Por aqui, parecia ter sentido repetir a fórmula. Na época, as mulheres começavam a falar sobre carreira e direitos sem deixar de lado o cuidado dos filhos e da casa. “A fórmula era inspirada em títulos antigos dos Estados Unidos e da Europa, como Ladies’ Home Journal, uma norte-americana recorde de vendas. Mas CLAUDIA tinha produtos brasileiros, destacava confecções nacionais, oferecia consumo possível e contratava fotógrafos daqui. Ser ‘abrasileirada’ virou seu diferencial”, explica Constância Lima Duarte, professora de literatura brasileira na Universidade Federal de Minas Gerais e autora de Imprensa Feminina e Feminista no Brasil – Século 19 (Autêntica).

Como ela deve lançar em breve um volume dedicado ao século 20, Constância tem em casa uma coleção grande de CLAUDIA e se debruçou longamente sobre o título. “Antes de CLAUDIA, o mercado editorial feminino era dominado pelas fotonovelas, que reiteravam sistematicamente um comportamento submisso e reforçavam a ideia de relacionamentos idealizados longe da realidade.
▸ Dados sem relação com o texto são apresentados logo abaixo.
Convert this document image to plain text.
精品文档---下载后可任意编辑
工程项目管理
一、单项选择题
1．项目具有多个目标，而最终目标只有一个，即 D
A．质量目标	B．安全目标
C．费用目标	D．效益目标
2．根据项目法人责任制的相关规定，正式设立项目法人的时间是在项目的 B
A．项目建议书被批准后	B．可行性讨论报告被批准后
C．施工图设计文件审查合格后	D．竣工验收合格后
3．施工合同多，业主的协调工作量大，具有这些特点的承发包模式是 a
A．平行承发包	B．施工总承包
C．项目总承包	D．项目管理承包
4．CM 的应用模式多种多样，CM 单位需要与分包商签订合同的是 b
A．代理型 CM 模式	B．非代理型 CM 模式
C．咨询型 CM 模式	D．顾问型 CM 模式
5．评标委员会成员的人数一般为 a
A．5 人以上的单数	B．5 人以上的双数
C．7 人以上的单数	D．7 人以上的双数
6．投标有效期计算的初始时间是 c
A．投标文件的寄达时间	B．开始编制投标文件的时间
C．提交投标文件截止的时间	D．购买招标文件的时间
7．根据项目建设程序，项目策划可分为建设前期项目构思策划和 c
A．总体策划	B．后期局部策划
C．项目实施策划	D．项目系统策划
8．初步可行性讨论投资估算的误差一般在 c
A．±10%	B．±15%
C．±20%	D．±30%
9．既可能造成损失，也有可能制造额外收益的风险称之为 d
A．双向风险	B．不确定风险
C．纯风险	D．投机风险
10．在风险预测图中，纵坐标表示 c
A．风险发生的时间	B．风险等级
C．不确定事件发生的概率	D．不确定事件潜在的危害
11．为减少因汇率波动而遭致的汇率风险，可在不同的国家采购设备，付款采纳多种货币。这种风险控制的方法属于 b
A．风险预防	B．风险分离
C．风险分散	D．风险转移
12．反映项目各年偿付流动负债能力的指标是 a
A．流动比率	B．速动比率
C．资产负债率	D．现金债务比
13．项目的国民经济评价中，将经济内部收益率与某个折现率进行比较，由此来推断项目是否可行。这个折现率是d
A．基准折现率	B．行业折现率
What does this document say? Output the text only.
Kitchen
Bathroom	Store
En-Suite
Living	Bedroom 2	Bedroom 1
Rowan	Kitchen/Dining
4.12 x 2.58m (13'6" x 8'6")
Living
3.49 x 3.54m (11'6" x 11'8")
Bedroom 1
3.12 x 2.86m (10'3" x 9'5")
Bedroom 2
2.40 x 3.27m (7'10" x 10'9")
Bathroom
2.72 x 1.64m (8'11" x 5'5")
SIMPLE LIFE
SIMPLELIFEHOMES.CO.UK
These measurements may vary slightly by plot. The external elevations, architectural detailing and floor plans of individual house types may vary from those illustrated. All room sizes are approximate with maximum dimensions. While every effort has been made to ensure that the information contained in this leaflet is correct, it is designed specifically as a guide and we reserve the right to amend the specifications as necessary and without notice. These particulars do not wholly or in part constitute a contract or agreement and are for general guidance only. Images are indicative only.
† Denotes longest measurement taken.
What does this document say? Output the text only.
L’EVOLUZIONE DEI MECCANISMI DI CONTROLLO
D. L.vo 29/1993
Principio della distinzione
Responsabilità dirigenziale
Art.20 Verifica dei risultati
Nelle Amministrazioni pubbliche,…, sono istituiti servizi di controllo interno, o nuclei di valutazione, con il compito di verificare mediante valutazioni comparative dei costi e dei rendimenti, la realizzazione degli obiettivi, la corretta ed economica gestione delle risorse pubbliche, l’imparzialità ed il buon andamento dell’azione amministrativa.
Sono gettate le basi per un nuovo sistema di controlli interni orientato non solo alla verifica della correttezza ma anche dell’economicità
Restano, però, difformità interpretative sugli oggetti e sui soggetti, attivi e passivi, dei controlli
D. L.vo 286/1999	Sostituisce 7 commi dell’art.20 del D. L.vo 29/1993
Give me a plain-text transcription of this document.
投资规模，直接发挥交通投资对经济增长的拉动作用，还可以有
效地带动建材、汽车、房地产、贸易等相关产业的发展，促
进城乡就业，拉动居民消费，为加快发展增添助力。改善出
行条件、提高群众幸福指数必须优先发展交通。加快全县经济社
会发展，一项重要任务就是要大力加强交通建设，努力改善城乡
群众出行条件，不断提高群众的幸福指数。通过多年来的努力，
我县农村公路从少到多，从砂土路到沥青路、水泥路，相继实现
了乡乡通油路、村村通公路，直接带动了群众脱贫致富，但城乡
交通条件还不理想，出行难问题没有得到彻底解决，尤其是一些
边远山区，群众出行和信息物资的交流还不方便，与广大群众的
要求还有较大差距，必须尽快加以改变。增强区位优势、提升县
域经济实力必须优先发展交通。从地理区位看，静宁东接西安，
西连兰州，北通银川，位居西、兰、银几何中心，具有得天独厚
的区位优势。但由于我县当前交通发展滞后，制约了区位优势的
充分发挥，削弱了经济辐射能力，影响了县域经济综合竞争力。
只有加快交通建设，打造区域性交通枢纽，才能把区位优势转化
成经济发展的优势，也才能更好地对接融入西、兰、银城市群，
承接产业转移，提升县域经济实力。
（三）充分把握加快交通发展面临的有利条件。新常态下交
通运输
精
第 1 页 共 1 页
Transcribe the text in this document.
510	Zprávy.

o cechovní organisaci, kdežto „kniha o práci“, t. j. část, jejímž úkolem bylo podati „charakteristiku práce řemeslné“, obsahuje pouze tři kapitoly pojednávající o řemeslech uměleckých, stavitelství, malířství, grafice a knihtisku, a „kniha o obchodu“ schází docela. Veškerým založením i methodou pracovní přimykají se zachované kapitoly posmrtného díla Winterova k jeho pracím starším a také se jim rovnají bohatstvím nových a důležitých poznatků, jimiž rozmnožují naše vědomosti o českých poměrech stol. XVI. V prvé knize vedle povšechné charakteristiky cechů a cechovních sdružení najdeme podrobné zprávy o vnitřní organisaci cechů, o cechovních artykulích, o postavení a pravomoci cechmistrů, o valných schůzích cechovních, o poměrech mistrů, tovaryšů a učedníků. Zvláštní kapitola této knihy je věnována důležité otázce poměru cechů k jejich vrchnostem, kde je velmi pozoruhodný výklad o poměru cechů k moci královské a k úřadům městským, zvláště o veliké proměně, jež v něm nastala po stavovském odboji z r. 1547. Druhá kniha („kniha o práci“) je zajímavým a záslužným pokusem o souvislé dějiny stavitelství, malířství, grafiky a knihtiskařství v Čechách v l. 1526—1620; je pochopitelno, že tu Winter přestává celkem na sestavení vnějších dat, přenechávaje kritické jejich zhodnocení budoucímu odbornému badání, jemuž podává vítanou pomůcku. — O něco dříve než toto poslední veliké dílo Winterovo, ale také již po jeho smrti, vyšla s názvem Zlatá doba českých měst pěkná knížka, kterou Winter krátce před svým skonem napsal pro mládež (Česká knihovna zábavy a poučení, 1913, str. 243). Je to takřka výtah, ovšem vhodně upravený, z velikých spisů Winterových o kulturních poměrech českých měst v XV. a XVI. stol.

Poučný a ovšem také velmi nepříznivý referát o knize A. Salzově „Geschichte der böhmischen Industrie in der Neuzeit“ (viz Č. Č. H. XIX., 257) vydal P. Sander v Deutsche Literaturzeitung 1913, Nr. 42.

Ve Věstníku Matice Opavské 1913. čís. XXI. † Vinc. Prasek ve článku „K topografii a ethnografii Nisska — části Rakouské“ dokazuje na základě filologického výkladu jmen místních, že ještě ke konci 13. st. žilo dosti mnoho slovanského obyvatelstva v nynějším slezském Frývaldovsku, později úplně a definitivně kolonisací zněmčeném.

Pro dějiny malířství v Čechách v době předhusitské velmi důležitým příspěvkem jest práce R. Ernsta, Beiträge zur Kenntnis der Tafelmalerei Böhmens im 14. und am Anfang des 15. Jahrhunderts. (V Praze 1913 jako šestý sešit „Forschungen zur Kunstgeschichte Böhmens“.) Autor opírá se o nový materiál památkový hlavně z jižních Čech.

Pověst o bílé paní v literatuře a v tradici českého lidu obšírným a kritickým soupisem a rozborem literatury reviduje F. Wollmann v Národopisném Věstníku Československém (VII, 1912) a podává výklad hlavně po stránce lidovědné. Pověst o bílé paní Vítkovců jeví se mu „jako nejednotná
Até existiam produtos feministas de oposição, mas por serem pouco comerciais, duravam menos tempo”, fala ela.

CLAUDIA deveria ser algo diferente de ambos os caminhos, faria o papel de amiga da leitora, confidente. Para conhecer a tal leitora e poder falar com ela, o primeiro diretor de redação, Luís Carta, sugeriu ao redator-chefe, Thomaz Souto Corrêa, ir até as bancas para conversar com os jornaleiros e as compradoras, além de ler as cartas que chegavam à redação.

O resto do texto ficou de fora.